LAF Presents Inaugural Awards--'Medal' and 'Founders'
Grant Jones is cofounder and principle emeritus of Jones & Jones (www.jonesandjones.com), a multidisciplinary firm of architects and landscape architects in Seattle.
LAF notes that Jones has practiced and preached ecological design for more than 30 years. Jones' and his colleagues scope of work has included education centers; campuses; community architecture; scenic conservation; regional and community planning; conservation-based development; eco and agri-tourism; transportation corridors; parks and greenways; community revitalization; cultural centers and museums; heritage landscapes; and wildlife conservation (specialized habitat design, zoo and botanical garden planning and design).
Over the years Jones has brought his passion and expertise to many signature Jones & Jones projects: The Paris Pike Historic Highway in Kentucky; the Arizona-Sonora Desert Museum in Tuscon; Disney's Animal Kingdom in Orlando; the Mountains-to-Sound Greenway in Washington; Commons Park in Denver; and America's first wildlife highway, U.S. Highway 93 through the Flathead Reservation in western Montana.
Jones received his bachelor of architecture from the University of Washington, followed by a postgraduate course in Theodore Roethke's verse writing class during Roethke's Poet in Residence tenure at the University of Washington.

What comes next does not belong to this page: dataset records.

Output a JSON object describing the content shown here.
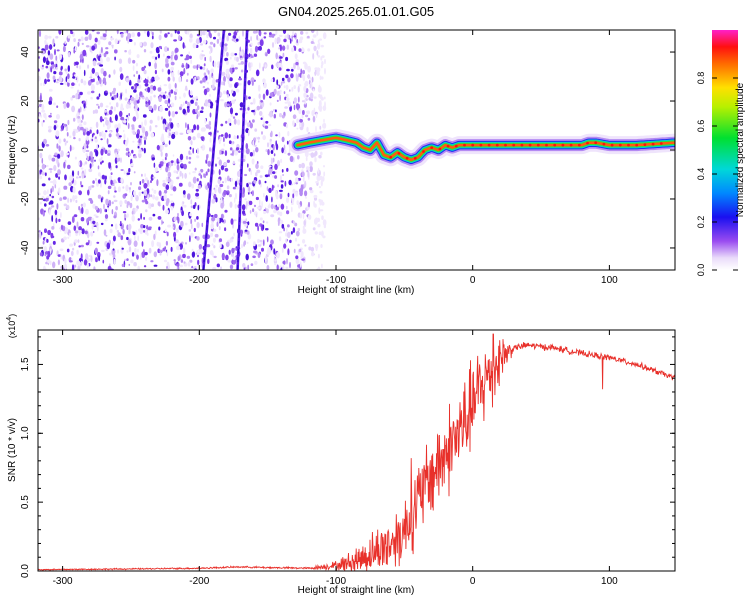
{
  "title": "GN04.2025.265.01.01.G05",
  "chart_data": [
    {
      "type": "heatmap",
      "panel": "spectrogram",
      "xlabel": "Height of straight line (km)",
      "ylabel": "Frequency (Hz)",
      "xlim": [
        -318,
        148
      ],
      "ylim": [
        -49,
        49
      ],
      "xticks": [
        -300,
        -200,
        -100,
        0,
        100
      ],
      "yticks": [
        -40,
        -20,
        0,
        20,
        40
      ],
      "noise_region_km": [
        -318,
        -108
      ],
      "tone_track": {
        "x": [
          -128,
          -120,
          -110,
          -100,
          -92,
          -85,
          -80,
          -75,
          -70,
          -65,
          -60,
          -55,
          -50,
          -45,
          -40,
          -35,
          -30,
          -25,
          -20,
          -15,
          -10,
          -5,
          0,
          10,
          20,
          40,
          60,
          80,
          85,
          90,
          100,
          120,
          148
        ],
        "y": [
          2,
          3,
          4,
          5,
          4,
          3,
          1,
          0,
          3,
          -2,
          -3,
          -1,
          -3,
          -4,
          -3,
          0,
          1,
          0,
          2,
          1,
          2,
          2,
          2,
          2,
          2,
          2,
          2,
          2,
          3,
          3,
          2,
          2,
          3
        ]
      },
      "diagonal_streaks": [
        {
          "x_at_bottom": -197,
          "x_at_top": -182
        },
        {
          "x_at_bottom": -172,
          "x_at_top": -165
        }
      ],
      "colorbar": {
        "label": "Normalized spectral amplitude",
        "ticks": [
          "0.0",
          "0.2",
          "0.4",
          "0.6",
          "0.8"
        ],
        "tick_values": [
          0.0,
          0.2,
          0.4,
          0.6,
          0.8
        ],
        "range": [
          0,
          1
        ]
      }
    },
    {
      "type": "line",
      "panel": "snr",
      "xlabel": "Height of straight line (km)",
      "ylabel": "SNR (10 * v/v)",
      "scale_label": "(x10",
      "scale_exponent": "4",
      "xlim": [
        -318,
        148
      ],
      "ylim": [
        0,
        1.75
      ],
      "xticks": [
        -300,
        -200,
        -100,
        0,
        100
      ],
      "yticks": [
        "0.0",
        "0.5",
        "1.0",
        "1.5"
      ],
      "ytick_values": [
        0.0,
        0.5,
        1.0,
        1.5
      ],
      "color": "#e8302a",
      "envelope": {
        "x": [
          -318,
          -250,
          -200,
          -170,
          -150,
          -120,
          -100,
          -90,
          -80,
          -70,
          -60,
          -50,
          -40,
          -30,
          -20,
          -10,
          0,
          10,
          20,
          30,
          40,
          50,
          60,
          80,
          100,
          120,
          148
        ],
        "y": [
          0.01,
          0.015,
          0.02,
          0.03,
          0.025,
          0.02,
          0.04,
          0.06,
          0.1,
          0.15,
          0.2,
          0.3,
          0.5,
          0.7,
          0.85,
          1.0,
          1.2,
          1.4,
          1.55,
          1.62,
          1.64,
          1.63,
          1.62,
          1.58,
          1.55,
          1.5,
          1.4
        ]
      },
      "noise_amplitude": {
        "x": [
          -318,
          -120,
          -100,
          -80,
          -60,
          -40,
          -20,
          0,
          15,
          30,
          148
        ],
        "y": [
          0.005,
          0.008,
          0.04,
          0.15,
          0.25,
          0.35,
          0.4,
          0.4,
          0.35,
          0.03,
          0.025
        ]
      },
      "spikes": [
        {
          "x": -45,
          "y": 0.82
        },
        {
          "x": 15,
          "y": 1.72
        },
        {
          "x": 95,
          "y": 1.72
        },
        {
          "x": 95,
          "y": 1.32
        }
      ]
    }
  ]
}
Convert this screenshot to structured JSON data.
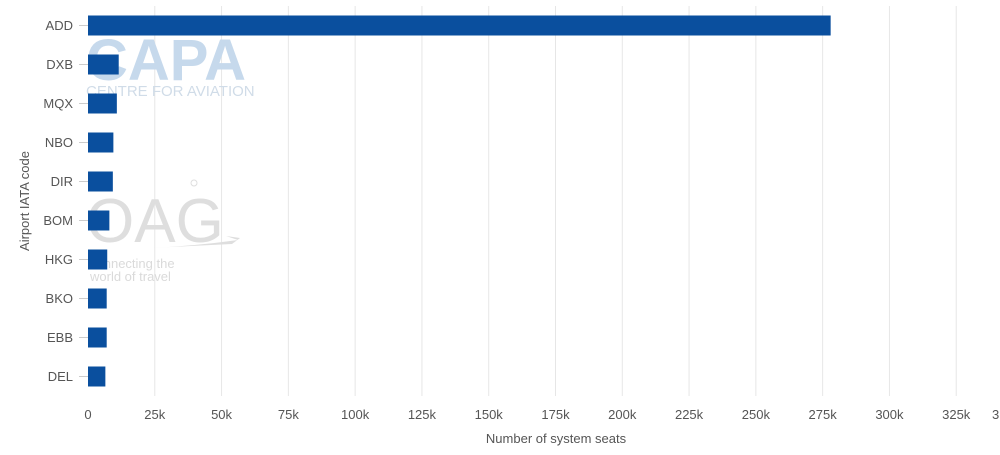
{
  "watermarks": {
    "capa_logo": "CAPA",
    "capa_sub": "CENTRE FOR AVIATION",
    "oag_logo": "OAG",
    "oag_tagline_1": "connecting the",
    "oag_tagline_2": "world of travel"
  },
  "chart_data": {
    "type": "bar",
    "orientation": "horizontal",
    "categories": [
      "ADD",
      "DXB",
      "MQX",
      "NBO",
      "DIR",
      "BOM",
      "HKG",
      "BKO",
      "EBB",
      "DEL"
    ],
    "values": [
      278000,
      11500,
      10800,
      9500,
      9300,
      8000,
      7200,
      7000,
      7000,
      6500
    ],
    "xlabel": "Number of system seats",
    "ylabel": "Airport IATA code",
    "xlim": [
      0,
      350000
    ],
    "x_ticks": [
      0,
      25000,
      50000,
      75000,
      100000,
      125000,
      150000,
      175000,
      200000,
      225000,
      250000,
      275000,
      300000,
      325000
    ],
    "x_tick_labels": [
      "0",
      "25k",
      "50k",
      "75k",
      "100k",
      "125k",
      "150k",
      "175k",
      "200k",
      "225k",
      "250k",
      "275k",
      "300k",
      "325k"
    ],
    "x_tick_partial_label": "3",
    "bar_color": "#0a4f9e",
    "grid": true,
    "legend": false
  }
}
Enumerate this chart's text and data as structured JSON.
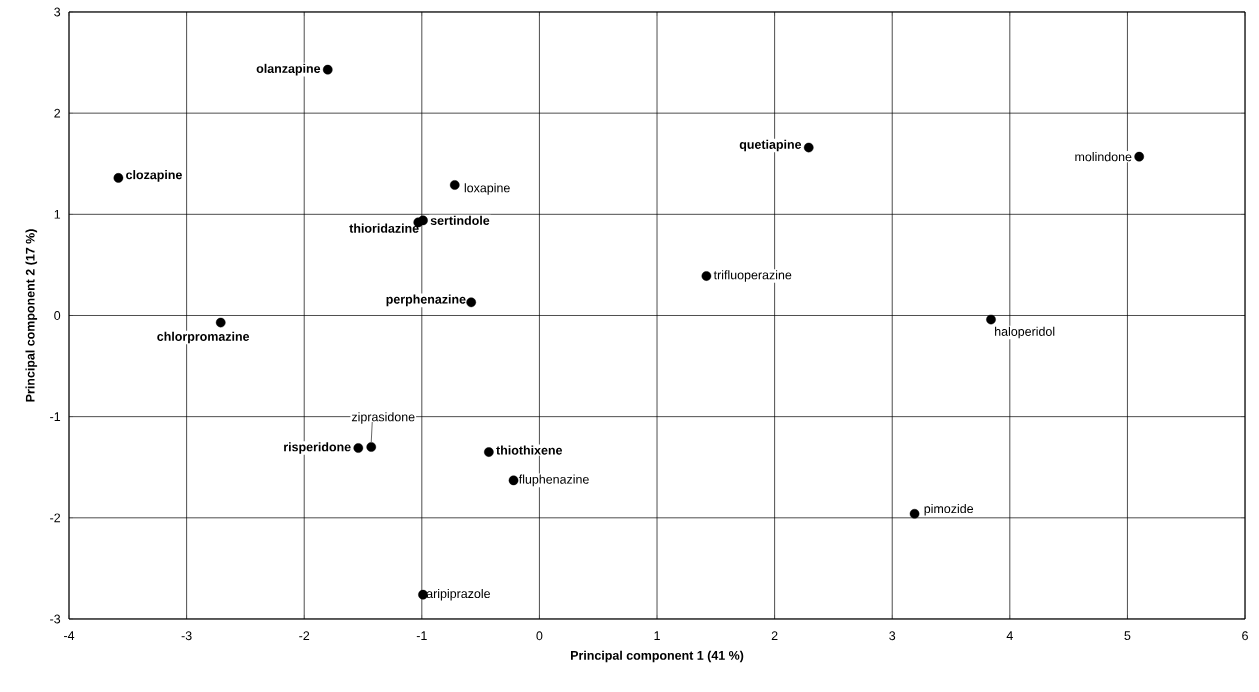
{
  "chart_data": {
    "type": "scatter",
    "xlabel": "Principal component 1 (41 %)",
    "ylabel": "Principal component 2  (17 %)",
    "x": [
      -1.8,
      -3.58,
      -0.72,
      -1.03,
      -0.99,
      -0.58,
      -2.71,
      2.29,
      5.1,
      1.42,
      3.84,
      -1.43,
      -1.54,
      -0.43,
      -0.22,
      -0.99,
      3.19
    ],
    "series": [
      {
        "color": "#000000",
        "values": [
          2.43,
          1.36,
          1.29,
          0.92,
          0.94,
          0.13,
          -0.07,
          1.66,
          1.57,
          0.39,
          -0.04,
          -1.3,
          -1.31,
          -1.35,
          -1.63,
          -2.76,
          -1.96
        ]
      }
    ],
    "annotations": [
      {
        "text": "olanzapine",
        "x": -1.8,
        "y": 2.43
      },
      {
        "text": "clozapine",
        "x": -3.58,
        "y": 1.36
      },
      {
        "text": "loxapine",
        "x": -0.72,
        "y": 1.29
      },
      {
        "text": "thioridazine",
        "x": -1.03,
        "y": 0.92
      },
      {
        "text": "sertindole",
        "x": -0.99,
        "y": 0.94
      },
      {
        "text": "perphenazine",
        "x": -0.58,
        "y": 0.13
      },
      {
        "text": "chlorpromazine",
        "x": -2.71,
        "y": -0.07
      },
      {
        "text": "quetiapine",
        "x": 2.29,
        "y": 1.66
      },
      {
        "text": "molindone",
        "x": 5.1,
        "y": 1.57
      },
      {
        "text": "trifluoperazine",
        "x": 1.42,
        "y": 0.39
      },
      {
        "text": "haloperidol",
        "x": 3.84,
        "y": -0.04
      },
      {
        "text": "ziprasidone",
        "x": -1.43,
        "y": -1.3
      },
      {
        "text": "risperidone",
        "x": -1.54,
        "y": -1.31
      },
      {
        "text": "thiothixene",
        "x": -0.43,
        "y": -1.35
      },
      {
        "text": "fluphenazine",
        "x": -0.22,
        "y": -1.63
      },
      {
        "text": "aripiprazole",
        "x": -0.99,
        "y": -2.76
      },
      {
        "text": "pimozide",
        "x": 3.19,
        "y": -1.96
      }
    ],
    "xlim": [
      -4,
      6
    ],
    "ylim": [
      -3,
      3
    ],
    "xticks": [
      -4,
      -3,
      -2,
      -1,
      0,
      1,
      2,
      3,
      4,
      5,
      6
    ],
    "yticks": [
      -3,
      -2,
      -1,
      0,
      1,
      2,
      3
    ],
    "grid": true,
    "marker": "circle",
    "legend": false
  }
}
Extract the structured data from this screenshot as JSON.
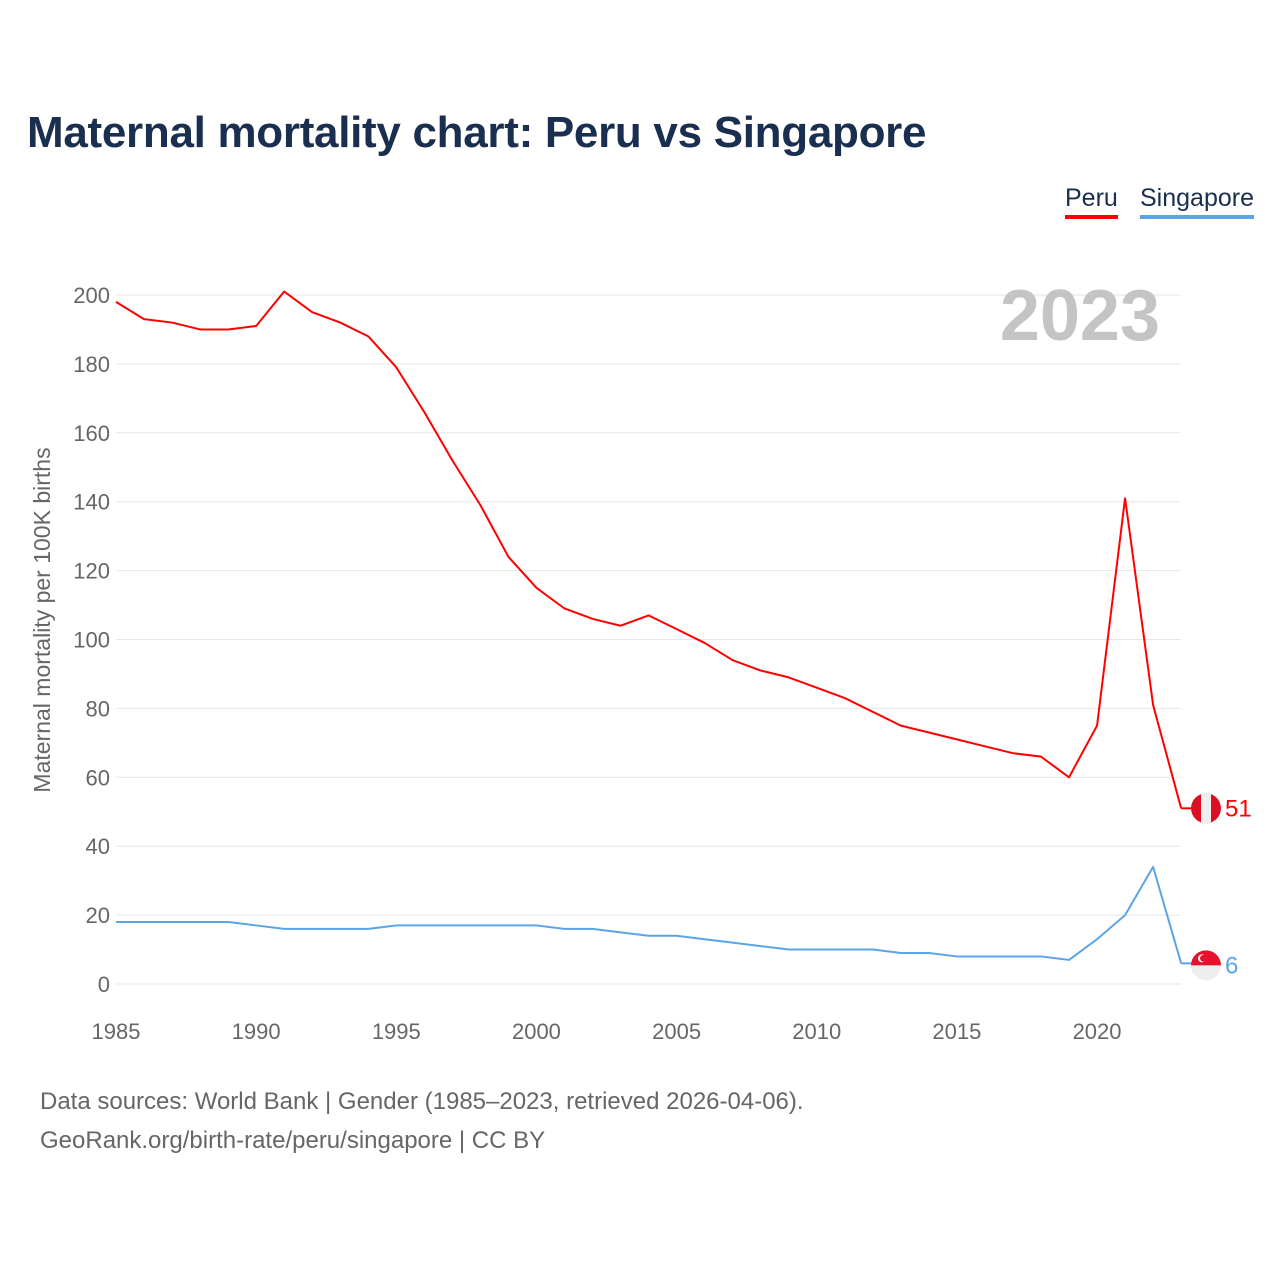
{
  "title": "Maternal mortality chart: Peru vs Singapore",
  "legend": [
    "Peru",
    "Singapore"
  ],
  "year_label": "2023",
  "footer": {
    "line1": "Data sources: World Bank | Gender (1985–2023, retrieved 2026-04-06).",
    "line2": "GeoRank.org/birth-rate/peru/singapore | CC BY"
  },
  "chart_data": {
    "type": "line",
    "title": "Maternal mortality chart: Peru vs Singapore",
    "xlabel": "",
    "ylabel": "Maternal mortality per 100K births",
    "xlim": [
      1985,
      2023
    ],
    "ylim": [
      0,
      200
    ],
    "xticks": [
      1985,
      1990,
      1995,
      2000,
      2005,
      2010,
      2015,
      2020
    ],
    "yticks": [
      0,
      20,
      40,
      60,
      80,
      100,
      120,
      140,
      160,
      180,
      200
    ],
    "grid": true,
    "legend_position": "top-right",
    "x": [
      1985,
      1986,
      1987,
      1988,
      1989,
      1990,
      1991,
      1992,
      1993,
      1994,
      1995,
      1996,
      1997,
      1998,
      1999,
      2000,
      2001,
      2002,
      2003,
      2004,
      2005,
      2006,
      2007,
      2008,
      2009,
      2010,
      2011,
      2012,
      2013,
      2014,
      2015,
      2016,
      2017,
      2018,
      2019,
      2020,
      2021,
      2022,
      2023
    ],
    "series": [
      {
        "name": "Peru",
        "color": "#ff0000",
        "end_label": "51",
        "values": [
          198,
          193,
          192,
          190,
          190,
          191,
          201,
          195,
          192,
          188,
          179,
          166,
          152,
          139,
          124,
          115,
          109,
          106,
          104,
          107,
          103,
          99,
          94,
          91,
          89,
          86,
          83,
          79,
          75,
          73,
          71,
          69,
          67,
          66,
          60,
          75,
          141,
          81,
          51
        ]
      },
      {
        "name": "Singapore",
        "color": "#5ba4e6",
        "end_label": "6",
        "values": [
          18,
          18,
          18,
          18,
          18,
          17,
          16,
          16,
          16,
          16,
          17,
          17,
          17,
          17,
          17,
          17,
          16,
          16,
          15,
          14,
          14,
          13,
          12,
          11,
          10,
          10,
          10,
          10,
          9,
          9,
          8,
          8,
          8,
          8,
          7,
          13,
          20,
          34,
          6
        ]
      }
    ]
  }
}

He received his MLA from Harvard's School of Design, where he won the Frederick Sheldon Traveling Fellowship to research environmental design adaptations in South America and Western Europe.
Jones is an affiliate professor at the University of Washington. He served on the LAF Board of Directors (1999-2007) as vice president of education. He has held academic positions at the University of California, Berkeley, Harvard, University of Oregon, the University of Virginia, Texas A&M, and Ohio State, and has lectured at 30 departments of landscape architecture.
LAF Founders' Award
LAF has also debuted its Founders' Award, an annual recognition of a firm, agency, or organization that demonstrates a significant commitment to preserving, creating, or enhancing landscapes over a sustained period of time. The award may be given to landscape architecture groups, but is not limited to the profession.
The inaugural Founders' Award goes to the American Society of Landscape Architects. ASLA is of course the national professional association for landscape architects, founded in 1899. Its mission is to "advance landscape architecture through advocacy, communication, education, and fellowship." ASLA reports it has 15,000 members, 49 state chapters (professional members), and 72 student chapters.
The LAF Founders' Award intent is to recognize firms, agencies or organizations for "significant commitment to preserving, creating, or enhancing landscapes over a sustained period of time."